Mereka berjalan sampai ujung koridor lantai dasar lalu menaiki tangga menuju lantai 2.
"Mau ke mana Bang, Neng?" tanya satpam yang tiba-tiba muncul dan membuat Dika ingin menyanyikan baris pertama lagu Could it be love milik Raisa.
"Eh Pak! Ngagetin aja." Dika tersenyum gugup.
"Mau ngapain?" tanya satpam penjaga sekolah tersebut seolah tak menghiraukan ucapan Dika tadi.
"Mau les," dusta Dika.
Satpam itu memicingkan mata kemudian melirik badge Dika dan Gladys yang jelas-jelas tertulis angka XI.
"Lesnya buat kelas dua belas, kalian kan masih kelas sebelas." Satpam itu tertawa miring.
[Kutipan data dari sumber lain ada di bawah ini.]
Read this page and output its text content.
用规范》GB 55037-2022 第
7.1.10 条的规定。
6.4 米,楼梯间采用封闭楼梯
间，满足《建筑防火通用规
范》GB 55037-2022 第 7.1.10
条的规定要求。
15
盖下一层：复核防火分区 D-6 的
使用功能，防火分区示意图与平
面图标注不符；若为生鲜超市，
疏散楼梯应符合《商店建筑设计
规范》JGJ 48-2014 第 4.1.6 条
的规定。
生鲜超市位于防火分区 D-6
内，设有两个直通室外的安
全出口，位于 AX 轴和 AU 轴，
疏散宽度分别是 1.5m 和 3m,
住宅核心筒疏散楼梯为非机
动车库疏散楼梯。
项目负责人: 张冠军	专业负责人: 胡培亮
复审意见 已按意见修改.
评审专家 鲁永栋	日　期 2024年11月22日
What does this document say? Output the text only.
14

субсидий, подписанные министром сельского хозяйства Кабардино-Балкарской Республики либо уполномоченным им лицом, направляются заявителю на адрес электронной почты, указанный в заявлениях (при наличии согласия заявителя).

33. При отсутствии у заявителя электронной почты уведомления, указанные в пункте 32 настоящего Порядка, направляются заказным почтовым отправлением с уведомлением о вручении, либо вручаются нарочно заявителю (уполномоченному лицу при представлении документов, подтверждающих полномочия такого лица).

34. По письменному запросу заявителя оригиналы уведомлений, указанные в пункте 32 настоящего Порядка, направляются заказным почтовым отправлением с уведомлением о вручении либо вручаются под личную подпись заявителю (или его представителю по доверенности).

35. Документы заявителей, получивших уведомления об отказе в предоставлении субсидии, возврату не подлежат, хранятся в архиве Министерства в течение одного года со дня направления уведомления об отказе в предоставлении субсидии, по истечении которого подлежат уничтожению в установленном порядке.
"Saya kan pakai seragam lama, Pak." Dika berusaha berkelit.
"Terus, Neng ini juga pakai seragam lama?" Satpam itu menunjuk Gladys dengan dagunya.
Gladys menelan air liurnya, "Maaf Pak, kita sebenernya mau--"
"Mau les!" Dika tetap keukeuh pada satpam tersebut.
Satpam itu kembali tertawa kemudian mengeluarkan handphone dari sakunya, "Mau pacaran di tempat lain atau saya kasih tau Bu Susan?"
Dika memutar bola matanya jengah, ia menggandeng pergelangan tangan Gladys. Manik matanya memperhatikan setiap gerakan satpam itu, menunggu saat-saat orang tersebut mulai lengah.
Tiba-tiba Dika berlari dengan tangannya yang masih menggandeng pergelangan tangan Gladys.
"JANGAN LARI!"
Gladys dan Dika tetap berlari, mereka tidak memperdulikan teriakan satpam atau napas mereka yang sudah sangat terengah-engah atau pun tenggorokan mereka yang butuh air. Pokoknya mereka harus lolos dari satpam kepo tersebut.
Gladys tertegun tatkala tak sengaja memutar balik memori ingatannya, teringat saat pertama kali Dika mengajaknya berlari sambil menggandeng tangannya, ini seperti Deja Vu.
Tak terasa mereka sudah tiba di lantai 3. Mereka berhenti berlari sambil berusaha mengatur napas.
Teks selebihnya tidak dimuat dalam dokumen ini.